Ladies Of the Dark
This article is from the archive of The New York Sun before the launch of its new website in 2022. The Sun has neither altered nor updated such articles but will seek to correct any errors, mis-categorizations or other problems introduced during transfer.
The advent of the DVD has unleashed a continual stream of classic film noir re-issues, starring actors like Humphrey Bogart and Joan Crawford, and directed by talents like Orson Welles and Billy Wilder. But with Kino’s “Film Noir: Five Classics From the Studio Vaults,” we’re getting down to the mucky sediment on the bottom with B-list stars and Z-grade budgets — movies that were churned out quickly to capitalize on current events and meant to fill the back sides of double bills.
The stars and the budgets were smaller, and, as if to compensate, the directors became even crueler, which makes watching four of these five movies as deliciously painful as swallowing a fistful of razor blades.
The most sadistic is Fritz Lang’s “Scarlet Street” (1945), about a henpecked bank clerk, Christopher Cross (Edward G. Robinson), who rescues a hooker named Kitty (Joan Bennett) from her pimp in a spontaneous act of assertiveness. This being film noir, his good deed is thoroughly punished; the more he breaks out of his shell, the further he slides into a shadowy swamp of sex and sin.

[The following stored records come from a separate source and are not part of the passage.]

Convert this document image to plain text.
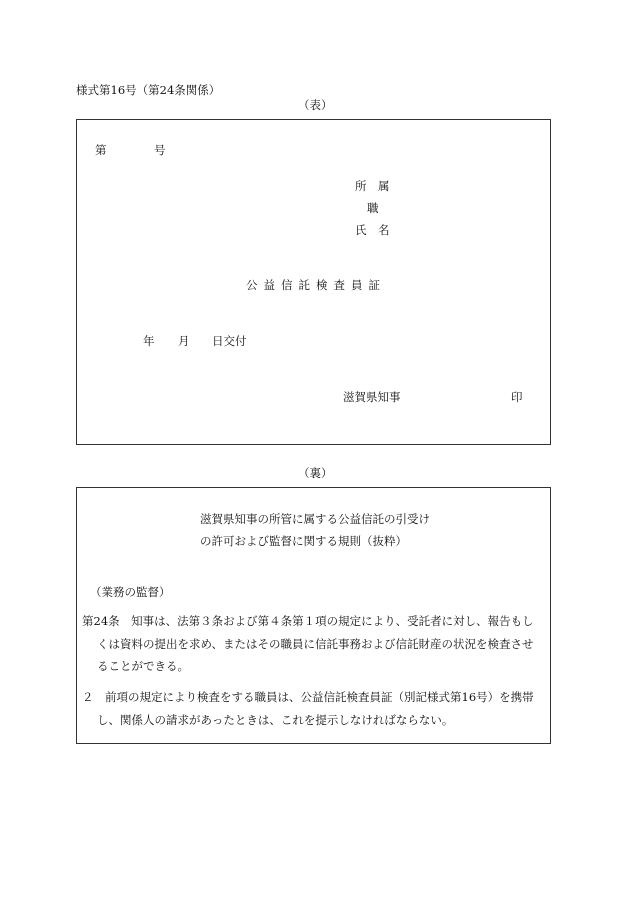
様式第16号（第24条関係）
（表）
第	号
所　属
職
氏　名
公益信託検査員証
年 月 日交付
滋賀県知事	印
（裏）
滋賀県知事の所管に属する公益信託の引受け
の許可および監督に関する規則（抜粋）
（業務の監督）
第24条　知事は、法第３条および第４条第１項の規定により、受託者に対し、報告もし
くは資料の提出を求め、またはその職員に信託事務および信託財産の状況を検査させ
ることができる。
２　前項の規定により検査をする職員は、公益信託検査員証（別記様式第16号）を携帯
し、関係人の請求があったときは、これを提示しなければならない。
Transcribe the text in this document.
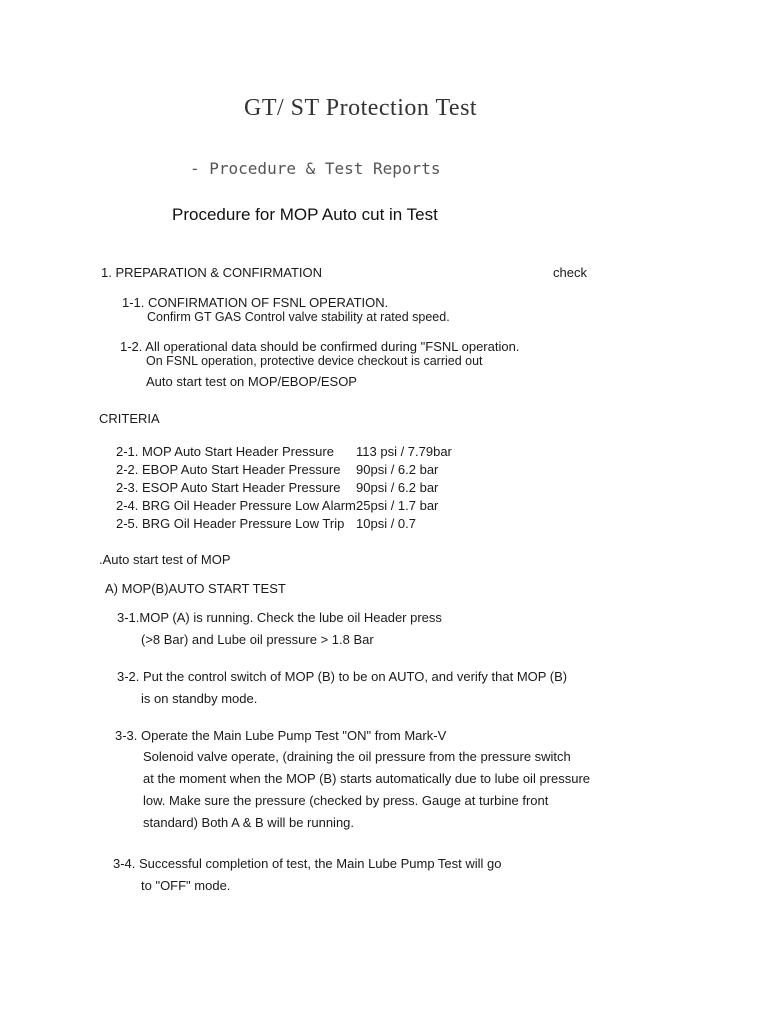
GT/ ST Protection Test
- Procedure & Test Reports
Procedure for MOP Auto cut in Test
1. PREPARATION & CONFIRMATION	check
1-1. CONFIRMATION OF FSNL OPERATION.
Confirm GT GAS Control valve stability at rated speed.
1-2. All operational data should be confirmed during "FSNL operation.
On FSNL operation, protective device checkout is carried out
Auto start test on MOP/EBOP/ESOP
CRITERIA
2-1. MOP Auto Start Header Pressure 113 psi / 7.79bar
2-2. EBOP Auto Start Header Pressure 90psi / 6.2 bar
2-3. ESOP Auto Start Header Pressure 90psi / 6.2 bar
2-4. BRG Oil Header Pressure Low Alarm 25psi / 1.7 bar
2-5. BRG Oil Header Pressure Low Trip 10psi / 0.7
.Auto start test of MOP
A) MOP(B)AUTO START TEST
3-1.MOP (A) is running. Check the lube oil Header press
(>8 Bar) and Lube oil pressure > 1.8 Bar
3-2. Put the control switch of MOP (B) to be on AUTO, and verify that MOP (B)
is on standby mode.
3-3. Operate the Main Lube Pump Test "ON" from Mark-V
Solenoid valve operate, (draining the oil pressure from the pressure switch
at the moment when the MOP (B) starts automatically due to lube oil pressure
low. Make sure the pressure (checked by press. Gauge at turbine front
standard) Both A & B will be running.
3-4. Successful completion of test, the Main Lube Pump Test will go
to "OFF" mode.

These films generally made their women the stars of the show, and Kitty, whether she’s forcing Christopher to kneel at her feet or getting an ice pick in the face, is both this movie’s villain and its victim. Bennett, who secured her place as a queen of noir femmes fatales with Lang in 1941’s “Man Hunt” and 1944’s “Woman in the Window,” had an equally double-edged life, sticking by her husband, the producer Walter Wanger, for 14 years after he shot her agent in the groin when he discovered the two were having an affair. Bennett’s loyalty, if you want to call it that, effectively ended her screen career.
Another long-suffering actress, Valerie Hobson, stars in 1940’s “Contraband,” the least vulgar and least interesting film in the set. Ms. Hobson gave up acting to marry the British politician John Profumo, whose affair with a hooker helped topple the Conservative government in 1963. Nevertheless, Ms. Hobson stood by her husband until the end of his life, having honed her ability to manage her gag reflex in “Contraband,” in which she’s romantically paired with Conrad Veidt, almost 25 years her senior and looking like a withered cadaver. The film is a limp warning to Europe’s northern nations about the price of their neutrality in the fight against the Nazis, but it’s a posh thriller that derives most of its tension from Veidt’s passion to ensure that his comrades are dressed appropriately for a raid on a nest of Nazi spies. “Remember,” he instructs them, “white ties.”
No one’s wearing white ties in Alberto Cavalcanti’s “They Made Me a Fugitive,” one of the best and bleakest of the British postwar noir wave. Clem (Trevor Howard), an alcoholic war hero, hits hard times and becomes a henchman for Narcy (Griffith Jones), a black-marketer who’s smuggling dope into Britain via coffins. Shockingly brutal, this film gets extra credit for never glossing over the reality of a gang moll’s life: These women may be street-smart and spunky, but any man is strong enough to slap the pep out of them when the mood strikes. It’s appalling to watch Narcy use his fists to sift his gal’s face for clues as to Clem’s whereabouts, reducing the previously bright-eyed young woman to a catatonic shell.
Anthony Mann’s campy “Strange Impersonation” (1946) is all about the female face: Acid is thrown in it, it is reshaped by plastic surgery, and it is damaged considerably when women dive from tall buildings. But female faces are completely absent from the one film noir in the new Kino set directed by a woman: Ida Lupino’s “The Hitch-Hiker” (1953). Based on the real-life case of hitchhiking serial killer Billy Cook, the movie is a near-silent nightmare about two family men kidnapped while on a fishing trip to Mexico.
Lurid as a county fair freak show, “The Hitch-Hiker” is strong medicine from a time when movies were only 70 minutes long and women got a chance to be actors and directors as opposed to sex objects deployed to capture a key demographic.
When kill-crazy Billy Cook was finally arrested in real life, all he had to say was, “I hate everybody’s guts, and everybody hates mine.” It’s a fitting epitaph for a genre of movies that were incredibly kind to actresses and incredibly cruel to the characters they portrayed.